Nurten Aslan,Ayvaz Çolakoğlu
26 Août 2020•Mise à jour: 26 Août 2020
AA - Diyarbakir
Les mères de Diyarbakir organisent une veillée devant le bâtiment de la présidence provinciale du HDP (Parti démocratique des Peuples) dans l'espoir de voir rentrer leurs enfants enlevés et embrigadés par l’organisation terroriste PKK.
La veillée lancée le 3 septembre 2019 par des mères de Diyarbakir qui tiennent le HDP responsable de l'enlèvement de leurs enfants est entrée dans son 359ème jour.

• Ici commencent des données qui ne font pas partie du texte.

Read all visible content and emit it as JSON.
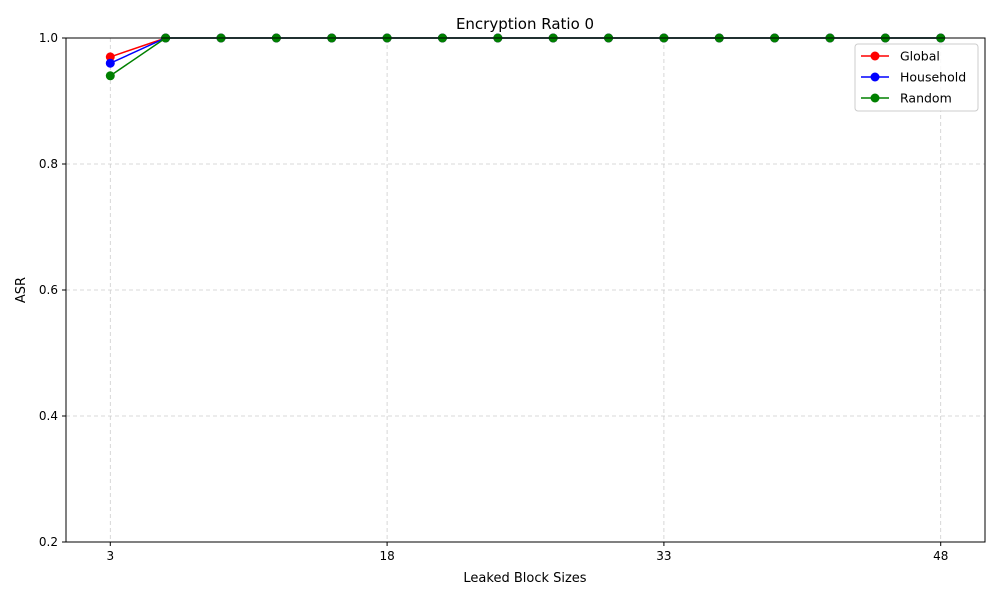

Songul Altintas, mère de Muslim, enlevée par l'organisation terroriste PKK, n’a plus aucune nouvelle de son fils depuis 6 ans.
Altintas a assuré avoir frappé à toutes les portes afin de pouvoir enlacer de nouveau son enfant dans ses bras.
"Assez c'est assez, laissez ces enfants. Que veulent-ils de nos enfants? Combien de temps vont-ils encore les retenir? Nous ne le supportons plus. Nous sommes à bout.
C'est comme s'ils avaient largué des bombes sur notre maison. Depuis 6 ans, nous vivons avec ces bombes. Assez de cette souffrance infligée. Personne ne demande des droits au PKK. Nous avons déjà tous les droits. Dieu merci, notre Turquie est forte" a-t-elle dit.
Pour Altintas, le HDP est autant fautif que le PKK dans l’enlèvement des enfants.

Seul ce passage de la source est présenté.